Lettre d'information : Propriété Intellectuelle / Numérique, Tech et Données n° 161 (Décembre 2023)
Direction Technique Droit Economique

Des parfums et produits cosmétiques de luxe ne sont pas librement revendables sans l’autorisation du titulaire de la marque

Cass. Com., 6 décembre 2023, n° 20-18.653
 
Par un arrêt publié au Bulletin, rendu le 6 décembre 2023, la Cour de cassation est venue confirmer qu’un tiers ne pouvait pas librement proposer à la vente des parfums et produits cosmétiques de luxe sur lesquels est explicitement inscrite une mention « Ne peut être vendu que par les dépositaires agréés ».
 
Dans cette affaire, une personne physique, ayant acquis gratuitement des échantillons de ces produits auprès d’un premier revendeur agréé, membre du réseau de distribution du titulaire de la marque, les avait ensuite cédés à une enseigne de vente de produits d’occasion et reconditionnés, avant que cette dernière ne les propose elle-même à la vente à ses clients, dépourvus de leur emballage d’origine.
 
Le titulaire de la marque faisait valoir que cette vente n’était pas autorisée et constituait, ce faisant, un acte de contrefaçon.
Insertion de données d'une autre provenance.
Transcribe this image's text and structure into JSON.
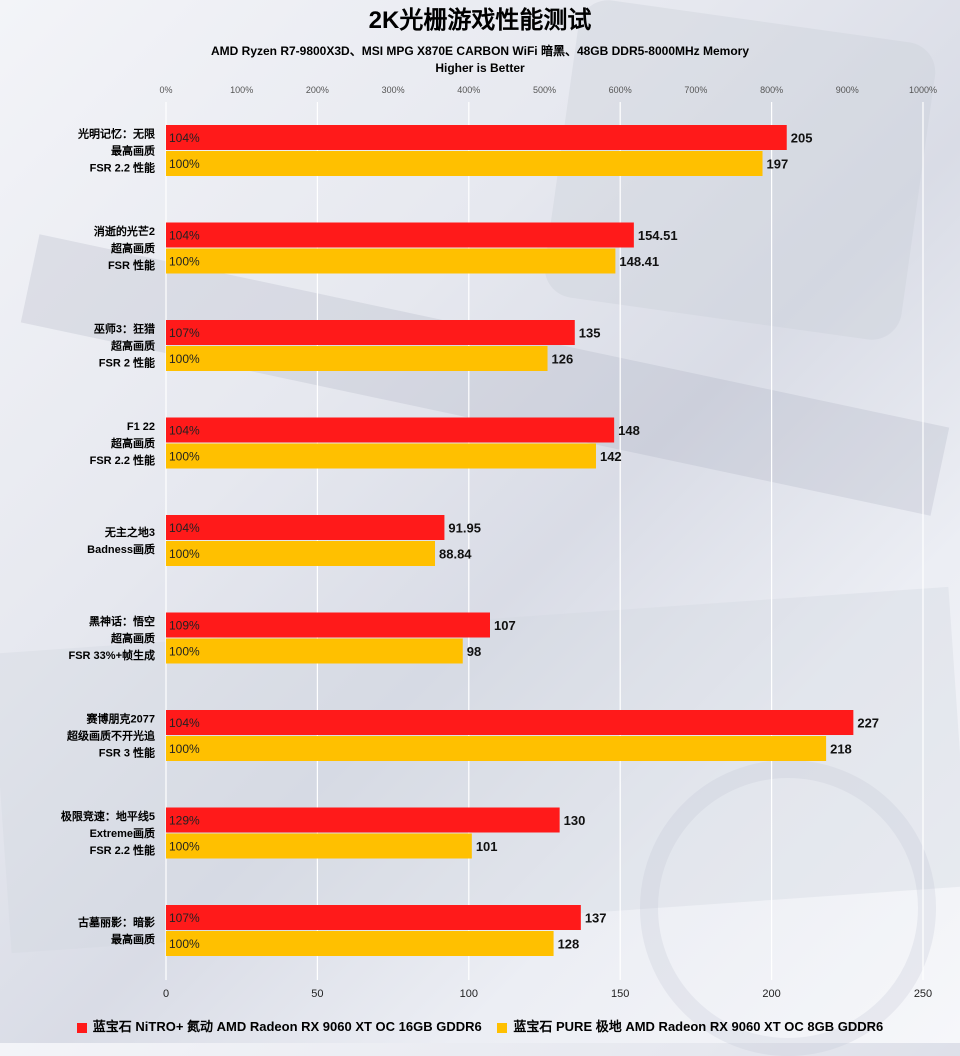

En défense, l’enseigne suspectée de contrefaçon invoquait le mécanisme de l’épuisement des droits sur la marque, prévu par l’article L. 713-4 du CPI, selon lequel « le droit exclusif du titulaire d'une marque de consentir à la mise sur le marché d'un produit revêtu de sa marque, qui constitue l'objet spécifique du droit de marque, s'épuise par la première commercialisation de ce produit avec son consentement ».
 
Cette décision donne à la Cour de cassation l’opportunité de revenir sur les deux volets du mécanisme de l’épuisement des droits.
 
D’une part, la haute juridiction rappelle qu’au regard d’une décision L’Oréal rendue par la CJUE en 2011, il a été jugé que « la fourniture par le titulaire d'une marque, à ses distributeurs agréés, d'objets revêtus de celle-ci, destinés à la démonstration aux consommateurs dans les points de vente agréés, ainsi que de flacons revêtus de cette marque, dont de petites quantités peuvent être prélevées pour être données aux consommateurs en tant qu'échantillons gratuits, ne constitue pas, en l'absence d'éléments probants contraires, une mise dans le commerce ».
 
En effet, la condition essentielle de la mise en œuvre du mécanisme de l’épuisement des droits consiste en une « première commercialisation » avec le consentement du titulaire. En l’occurrence, la remise d’échantillons gratuits à la personne physique n’équivalait pas à une première commercialisation faite avec l’autorisation du titulaire.
 
D’autre part, elle rappelle que le deuxième alinéa de l’article L. 713-4 prévoit que même dans l’hypothèse d’une première vente licite (donc autorisée par le titulaire de la marque), « faculté reste ouverte au titulaire de la marque de s'opposer à tout nouvel acte de commercialisation, s'il justifie de motifs légitimes, tenant notamment à la modification ou à l'altération, ultérieurement intervenue, de l'état des produits ».
 
Or, dans le cas d’espèce, les échantillons litigieux étaient bien revendus par l’enseigne sans l’emballage d’origine, ce qui avait pour conséquence d’entraîner une altération des produits « gravement préjudiciable à l'image de la société […] et à l'univers de luxe et de pureté qu'elle véhicule ».